君は世界に一人だけ

君は世界に一人だけ

感じたことと考えたこと

もう誰も幸せにしなくていい

どうも夢見のはげしい性質らしく、見聞きしたことごとを、その夜、夢に見る。

ライブに行けば当のミュージシャンと喋るし、K-POPのPVを見ればアイドルが出てくる。幻想的・創造的な夢はほとんど見ない。実際的というか、とてもリアル(ミュージシャンやアイドルと喋るのが実際的なわけないんだけど)。
脳の構造が、よっぽど単純にできているのだと思う。

先日は、10年前に好きだったK-POPのアイドル(モモ君・仮名)が夢にあらわれた。

アイドルとの邂逅の舞台は実家であるケースが多い。夢だから、もちろん疑問にも思わない。

実家の脱衣所で、グループのうち4・5人ほどが足を投げだしぺちゃくちゃしゃべっている。脱衣所は収容人数にあわせて、10倍ほどの広さに拡張されていた。

わたしは洗面台に腰かけており、隣にはモモ君が座っていた。洗面所に腰かけたことは生涯で一度もないし足も届かないのだけど、夢だから気にならない。

ご一行は、次のライブ会場へ行くまでのつなぎとして、わが家の脱衣所でしばしの休憩をとっているらしかった。
わたしはおしゃべりに加わらず、またモモ君に話しかけもせず、にこにこしたまま存在感を消していた。なぜなら、わたしがこの場にいることが知られてしまったら、この会はお開きになると察知していたから。
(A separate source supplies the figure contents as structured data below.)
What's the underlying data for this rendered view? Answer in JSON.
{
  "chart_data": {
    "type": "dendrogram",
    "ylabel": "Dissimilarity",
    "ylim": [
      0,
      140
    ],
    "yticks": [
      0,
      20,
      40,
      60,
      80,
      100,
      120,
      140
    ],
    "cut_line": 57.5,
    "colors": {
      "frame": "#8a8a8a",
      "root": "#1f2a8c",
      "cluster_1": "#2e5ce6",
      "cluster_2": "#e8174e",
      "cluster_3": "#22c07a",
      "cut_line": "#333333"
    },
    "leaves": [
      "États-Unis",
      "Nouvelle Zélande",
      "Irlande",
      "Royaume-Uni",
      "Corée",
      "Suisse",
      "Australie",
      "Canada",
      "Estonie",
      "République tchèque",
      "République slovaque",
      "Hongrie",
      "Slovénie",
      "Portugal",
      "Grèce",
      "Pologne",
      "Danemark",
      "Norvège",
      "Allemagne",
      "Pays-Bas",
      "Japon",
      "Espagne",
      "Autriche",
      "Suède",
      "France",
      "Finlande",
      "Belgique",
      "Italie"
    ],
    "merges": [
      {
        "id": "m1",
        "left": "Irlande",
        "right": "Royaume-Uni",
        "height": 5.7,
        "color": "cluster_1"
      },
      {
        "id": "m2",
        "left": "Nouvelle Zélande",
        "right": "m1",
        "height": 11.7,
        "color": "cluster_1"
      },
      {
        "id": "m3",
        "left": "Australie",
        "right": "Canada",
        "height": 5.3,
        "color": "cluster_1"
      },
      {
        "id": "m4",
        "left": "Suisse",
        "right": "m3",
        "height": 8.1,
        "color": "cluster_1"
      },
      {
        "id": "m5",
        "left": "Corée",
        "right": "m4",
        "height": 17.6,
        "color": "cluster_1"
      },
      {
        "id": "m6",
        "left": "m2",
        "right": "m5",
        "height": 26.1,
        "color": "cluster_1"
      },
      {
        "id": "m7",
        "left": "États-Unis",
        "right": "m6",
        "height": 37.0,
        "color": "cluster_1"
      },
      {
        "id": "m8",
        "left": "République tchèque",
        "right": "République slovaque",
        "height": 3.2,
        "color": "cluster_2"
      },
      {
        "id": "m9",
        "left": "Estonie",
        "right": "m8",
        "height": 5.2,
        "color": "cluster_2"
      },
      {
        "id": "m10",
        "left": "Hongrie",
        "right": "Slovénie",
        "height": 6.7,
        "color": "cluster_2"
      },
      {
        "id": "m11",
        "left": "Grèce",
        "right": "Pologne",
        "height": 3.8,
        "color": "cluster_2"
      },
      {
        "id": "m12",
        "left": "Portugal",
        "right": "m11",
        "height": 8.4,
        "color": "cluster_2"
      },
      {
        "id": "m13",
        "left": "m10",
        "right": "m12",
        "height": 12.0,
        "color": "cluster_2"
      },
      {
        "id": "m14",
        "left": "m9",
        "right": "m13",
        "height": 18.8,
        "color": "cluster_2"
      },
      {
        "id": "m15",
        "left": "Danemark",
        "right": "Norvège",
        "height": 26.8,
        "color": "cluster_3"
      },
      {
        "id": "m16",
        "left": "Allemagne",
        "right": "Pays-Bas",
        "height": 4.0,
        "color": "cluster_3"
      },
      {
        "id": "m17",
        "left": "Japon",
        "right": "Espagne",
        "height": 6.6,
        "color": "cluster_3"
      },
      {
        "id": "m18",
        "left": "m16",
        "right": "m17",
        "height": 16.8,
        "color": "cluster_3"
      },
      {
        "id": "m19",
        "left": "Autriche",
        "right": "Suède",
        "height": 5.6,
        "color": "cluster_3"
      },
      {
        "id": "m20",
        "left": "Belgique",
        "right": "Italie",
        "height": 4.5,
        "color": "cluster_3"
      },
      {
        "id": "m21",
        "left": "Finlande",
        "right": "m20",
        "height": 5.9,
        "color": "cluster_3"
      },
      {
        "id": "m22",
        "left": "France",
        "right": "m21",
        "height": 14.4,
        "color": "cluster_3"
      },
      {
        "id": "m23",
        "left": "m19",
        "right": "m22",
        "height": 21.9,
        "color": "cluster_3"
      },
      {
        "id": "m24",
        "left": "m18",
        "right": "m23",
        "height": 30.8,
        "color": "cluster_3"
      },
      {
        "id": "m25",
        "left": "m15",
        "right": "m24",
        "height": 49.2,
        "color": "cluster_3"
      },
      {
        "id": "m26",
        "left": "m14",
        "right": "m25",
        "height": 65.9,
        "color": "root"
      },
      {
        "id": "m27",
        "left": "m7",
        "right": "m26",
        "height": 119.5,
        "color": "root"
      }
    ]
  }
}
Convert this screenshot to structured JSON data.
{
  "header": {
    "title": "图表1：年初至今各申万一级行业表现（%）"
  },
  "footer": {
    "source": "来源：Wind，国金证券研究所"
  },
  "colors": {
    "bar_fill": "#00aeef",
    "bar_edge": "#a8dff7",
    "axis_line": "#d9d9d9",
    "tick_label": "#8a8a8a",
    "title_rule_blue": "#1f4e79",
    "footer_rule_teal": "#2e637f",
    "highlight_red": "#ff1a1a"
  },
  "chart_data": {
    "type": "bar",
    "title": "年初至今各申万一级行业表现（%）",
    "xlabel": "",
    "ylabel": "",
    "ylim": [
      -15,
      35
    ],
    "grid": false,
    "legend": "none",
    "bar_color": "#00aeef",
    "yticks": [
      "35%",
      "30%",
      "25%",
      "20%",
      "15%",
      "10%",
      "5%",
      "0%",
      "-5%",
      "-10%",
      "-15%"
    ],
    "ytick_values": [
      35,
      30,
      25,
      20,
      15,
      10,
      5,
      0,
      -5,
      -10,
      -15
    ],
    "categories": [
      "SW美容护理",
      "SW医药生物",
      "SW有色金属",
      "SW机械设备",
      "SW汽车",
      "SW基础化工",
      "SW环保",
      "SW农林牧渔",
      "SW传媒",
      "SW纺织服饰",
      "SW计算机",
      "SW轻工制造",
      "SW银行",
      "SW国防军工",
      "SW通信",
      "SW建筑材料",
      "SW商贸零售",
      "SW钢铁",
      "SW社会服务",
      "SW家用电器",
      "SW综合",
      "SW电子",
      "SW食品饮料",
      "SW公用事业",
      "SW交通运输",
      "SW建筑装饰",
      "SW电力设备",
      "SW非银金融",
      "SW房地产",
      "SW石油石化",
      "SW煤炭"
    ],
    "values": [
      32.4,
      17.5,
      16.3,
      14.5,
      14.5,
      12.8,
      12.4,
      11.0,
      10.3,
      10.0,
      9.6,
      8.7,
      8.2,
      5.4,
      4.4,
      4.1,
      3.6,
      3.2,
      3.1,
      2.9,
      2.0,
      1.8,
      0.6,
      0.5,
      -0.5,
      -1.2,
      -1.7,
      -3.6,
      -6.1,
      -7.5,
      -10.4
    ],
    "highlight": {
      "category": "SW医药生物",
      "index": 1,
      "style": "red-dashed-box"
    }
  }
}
存在感を消したまま、わたしはこっそりと幸福をかみしめていた。仲間にくわわれずとも、モモ君のそばにいられること、この場の空気として存在していられることが幸福だった。

しばらくして、一人またひとりと腰を上げはじめる。次の会場へ発つ時間がきたのだ。わたしはモモ君に、どうしても言わなくちゃいけないことがある気がして、「モモ君」と話しかけた。顔を振りむかせて、何も言わずにモモ君はわたしを見た。

い。
喉がつまって、その先を言えない。わたし自身、何を言いたいのかわからない。ただ勝手に、喉から声が出る。
「い、い」とくり返すわたしを、モモ君の小さな目がじっと見ていた。

い、生きとってくれて、ありがとう。
そう言ったあとで、これこそがわたしの言いたかったことだと理解した。きみの言いたいことはわかってる、というふうにモモ君は目をほそめて、小さくうなずいた。

目が覚めて、首をひねった。
どうして今ごろモモ君の夢を見たのか、どうしてあんなことを言ったのか、ぜんぜんわからなかった。

布団から抜けだし、便器に座って考えているうち、はっと思いだした。
前日、あるK-POPアイドルのニュースを知ったこと。アイドルその人の名前も、グループ名も知らなかったのに、強い衝撃を受けて泣いたこと。

死なないでほしい。ニュースの衝撃で、それ以外の気持ちがなくなった。わたしの好きなアイドルの、いままで傷ついたことなんて一度もありませんみたいな顔を貼りつけて生きる方を選択しつづけてくれた事実が、実際は相当にあやうい奇跡だったと、はじめて気づいた。

いや、はじめてじゃない。なんだか、ふっと消えちゃいそうだった。どんなに辛くても絶対に表に出したくないとか、自分よりも他人を幸せにする人でありたいとか、そんなことをいつだってくり返すから。

死なないでほしい。もう誰も幸せになんかしなくていい。アイドルに疲れたら、銀行に預けっぱなしのお金を全額引きだして南米に飛んで海の近くでスポーツバー開いて見る影もないくらいぶくぶく太ってもじゃもじゃになってじゃんじゃん恋をしていっぱい子どもつくって50人くらいの孫に囲まれて未来永劫幸せに暮らしてほしい。

トイレの壁に貼った世界地図の南米あたりを見ながら、そんな夢を見る。10年前、ライブ中にぼおおっとするモモ君にがっかりした(ファンは「かわいいから、いい」との由)ものだけれど、ようやく折り合いをつけられた。どうでもいい、そんなこと。
生きていてくれるなら、何がどうだってかまわない。こっちが勝手に夢を見て、幸せになるから。